The provided sample mean is $\bar X = 296$ and the known population standard deviation is σ=5, and the sample size is n = 50

1) Null and Alternative Hypotheses

$H_{o}:\mu =300$

$H_{a}:\mu <300$

This corresponds to a left-tailed test, for which a z-test for one mean, with known population standard deviation will be used.

2 .Test Statistics

The z-statistic is computed as follows:

$z=\frac{\overline{X}-mean}{\frac{\sigma }{\sqrt{n}}}$

$z=\frac{296-300}{\frac{5 }{\sqrt{50}}}$ = −5.657

Using the P-value approach: P value is the value to the left of -5.657 . That is, the p-value is p = 0 and since p=0<0.05, it is concluded that the null hypothesis is rejected.
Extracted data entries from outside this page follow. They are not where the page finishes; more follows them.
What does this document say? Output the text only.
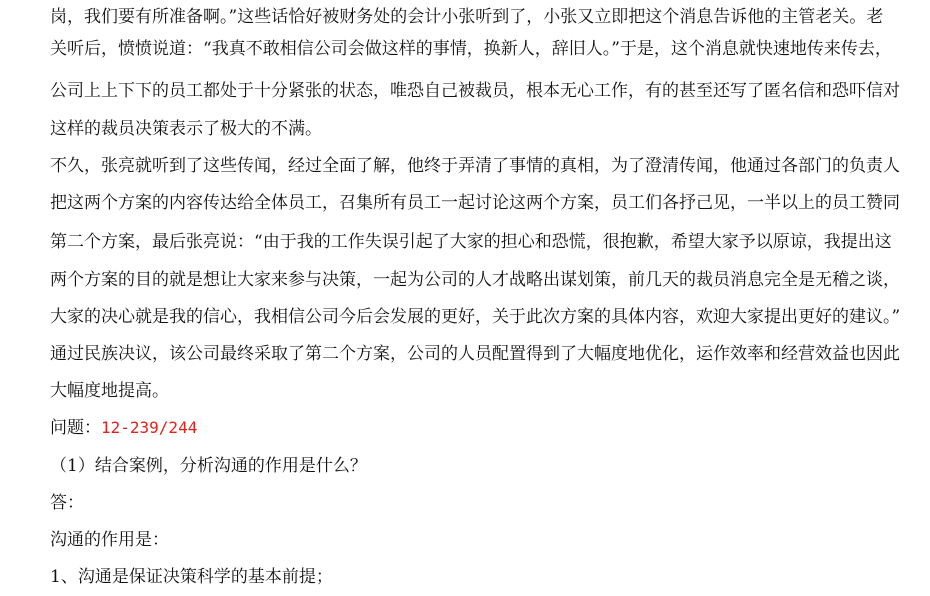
岗，我们要有所准备啊。”这些话恰好被财务处的会计小张听到了，小张又立即把这个消息告诉他的主管老关。老
关听后，愤愤说道：“我真不敢相信公司会做这样的事情，换新人，辞旧人。”于是，这个消息就快速地传来传去，
公司上上下下的员工都处于十分紧张的状态，唯恐自己被裁员，根本无心工作，有的甚至还写了匿名信和恐吓信对
这样的裁员决策表示了极大的不满。
不久，张亮就听到了这些传闻，经过全面了解，他终于弄清了事情的真相，为了澄清传闻，他通过各部门的负责人
把这两个方案的内容传达给全体员工，召集所有员工一起讨论这两个方案，员工们各抒己见，一半以上的员工赞同
第二个方案，最后张亮说：“由于我的工作失误引起了大家的担心和恐慌，很抱歉，希望大家予以原谅，我提出这
两个方案的目的就是想让大家来参与决策，一起为公司的人才战略出谋划策，前几天的裁员消息完全是无稽之谈，
大家的决心就是我的信心，我相信公司今后会发展的更好，关于此次方案的具体内容，欢迎大家提出更好的建议。”
通过民族决议，该公司最终采取了第二个方案，公司的人员配置得到了大幅度地优化，运作效率和经营效益也因此
大幅度地提高。
问题：12-239/244
（1）结合案例，分析沟通的作用是什么？
答：
沟通的作用是：
1、沟通是保证决策科学的基本前提；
It is concluded that the null hypothesis Ho is rejected. Therefore, there is enough evidence to claim that the population mean μ is less than 300, at the 0.05 significance level.

confidence interval :

formula : $[\overline{X}-\frac{Z^{*}*\sigma }{\sqrt{n}},\overline{X}+\frac{Z^{*}*\sigma }{\sqrt{n}}]$

We need to construct the 95% confidence interval for the population mean μ. Using Z table or ti84, the critical value for α=0.05 is $z_c = z_{1-\alpha/2} = 1.96$ . The corresponding confidence interval is computed as shown below:

$[296-\frac{1.96*5 }{\sqrt{50}},296+\frac{1.96*5 }{\sqrt{50}}]$

[ 294.614,297.386 ]

Therefore, based on the data provided, the 95% confidence interval for the population mean is 294.614<μ<297.386, which indicates that we are 95% confident that the true population mean μ is contained by the interval (294.614, 297.386)